I am scheduled to teach at the University of Granada the first course in a Spanish university and in the world on the Afro presence in Spain from prehistory to contemporary times. Thanks to the Granafrik entity and the Mediterranean Center of the University of Granada, students will have the opportunity to learn about the African saints San Fermin of Amiens, co-patron saint of Navarre, or San Isidro, patron saint of Madrid, Abu l-Hasan Ali ibn Nafi`, living in the Al-Andalus of the ninth century, the man who probably created the current National Anthem of Spain as well as the instrument that anticipates the Spanish Guitar, the mathematician and poet Ibn al Yasamin, the woman archer, general of an army of African archers Nugeymath Turkia who besieged Valencia then defended by El Cid in 1097, Céspedes the first woman surgeon, in the sixteenth century, Juan Latino, Chair of Latin Grammar at the University of Granada for 30 years in the 16th century, Tshikaba, the first Black woman to publish a book in Europe in 1752, who lived in Salamanca, and many other relevant Black characters of the history of Spain that have been invisibilized, dismissed, or forgotten.
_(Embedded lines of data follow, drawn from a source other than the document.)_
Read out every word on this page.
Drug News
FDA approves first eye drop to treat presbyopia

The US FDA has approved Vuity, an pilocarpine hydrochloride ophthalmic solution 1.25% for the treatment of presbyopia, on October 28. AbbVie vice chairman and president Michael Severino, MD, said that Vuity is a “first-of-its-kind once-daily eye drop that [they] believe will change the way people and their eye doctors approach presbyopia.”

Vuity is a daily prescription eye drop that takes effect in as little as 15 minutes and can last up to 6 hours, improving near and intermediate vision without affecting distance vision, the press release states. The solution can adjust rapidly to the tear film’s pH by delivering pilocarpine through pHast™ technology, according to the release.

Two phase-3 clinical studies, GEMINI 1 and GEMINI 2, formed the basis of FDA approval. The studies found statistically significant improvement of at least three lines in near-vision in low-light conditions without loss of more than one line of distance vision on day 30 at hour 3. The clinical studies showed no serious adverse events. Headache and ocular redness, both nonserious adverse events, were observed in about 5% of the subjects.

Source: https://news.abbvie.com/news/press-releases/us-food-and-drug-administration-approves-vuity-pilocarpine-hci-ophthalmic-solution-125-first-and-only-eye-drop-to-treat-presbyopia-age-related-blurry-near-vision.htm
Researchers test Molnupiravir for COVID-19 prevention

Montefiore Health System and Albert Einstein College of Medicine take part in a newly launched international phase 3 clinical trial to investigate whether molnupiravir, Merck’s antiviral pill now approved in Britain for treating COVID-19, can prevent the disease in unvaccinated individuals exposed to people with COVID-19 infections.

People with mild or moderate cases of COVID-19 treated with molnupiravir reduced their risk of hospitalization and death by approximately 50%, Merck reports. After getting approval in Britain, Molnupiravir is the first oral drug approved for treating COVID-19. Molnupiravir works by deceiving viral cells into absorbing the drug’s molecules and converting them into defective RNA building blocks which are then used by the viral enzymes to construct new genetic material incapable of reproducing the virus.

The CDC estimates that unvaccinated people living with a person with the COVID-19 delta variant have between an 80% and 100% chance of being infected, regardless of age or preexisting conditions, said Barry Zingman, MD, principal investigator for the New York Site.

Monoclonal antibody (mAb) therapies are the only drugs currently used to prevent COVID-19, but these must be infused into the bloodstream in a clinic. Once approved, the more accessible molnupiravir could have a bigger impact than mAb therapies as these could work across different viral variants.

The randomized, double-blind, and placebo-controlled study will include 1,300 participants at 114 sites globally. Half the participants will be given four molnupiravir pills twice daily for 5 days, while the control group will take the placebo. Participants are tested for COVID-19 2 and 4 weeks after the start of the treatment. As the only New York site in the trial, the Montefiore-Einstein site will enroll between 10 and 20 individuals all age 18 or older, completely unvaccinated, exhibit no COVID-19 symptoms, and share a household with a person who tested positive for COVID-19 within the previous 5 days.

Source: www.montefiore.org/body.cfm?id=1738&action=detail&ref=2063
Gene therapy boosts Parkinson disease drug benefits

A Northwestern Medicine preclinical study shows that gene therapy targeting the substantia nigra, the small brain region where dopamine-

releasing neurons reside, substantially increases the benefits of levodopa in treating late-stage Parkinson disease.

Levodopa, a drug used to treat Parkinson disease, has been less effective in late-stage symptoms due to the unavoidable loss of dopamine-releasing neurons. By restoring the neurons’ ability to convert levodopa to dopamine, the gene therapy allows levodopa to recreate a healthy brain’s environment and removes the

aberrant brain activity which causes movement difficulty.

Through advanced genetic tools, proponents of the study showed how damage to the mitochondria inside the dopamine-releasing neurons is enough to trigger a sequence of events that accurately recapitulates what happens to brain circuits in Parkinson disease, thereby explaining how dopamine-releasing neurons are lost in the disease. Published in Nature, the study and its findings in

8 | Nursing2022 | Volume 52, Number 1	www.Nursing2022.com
So it seems that, contrary to some opinions, Afro History Month will not be reduced to one month. In fact, Afro History Month, which has not been yet officially instituted in Spain but has been promoted by universities and various social institutions in the last two years, is giving impetus to other initiatives during the rest of the year.

Black History Month and Afro History Month, are initiatives that fight for a world without ethnocentrism and racism, expressly Eurocentrism and white supremacism, a world in which no more months of African history are necessary because African history is recognized in its decisive and universal dimension, in its inescapable importance to understand the past, the present and promote a better future. Until then we will continue to celebrate this month and any other devoted to any suppressed, subjugated, or invisibilized community.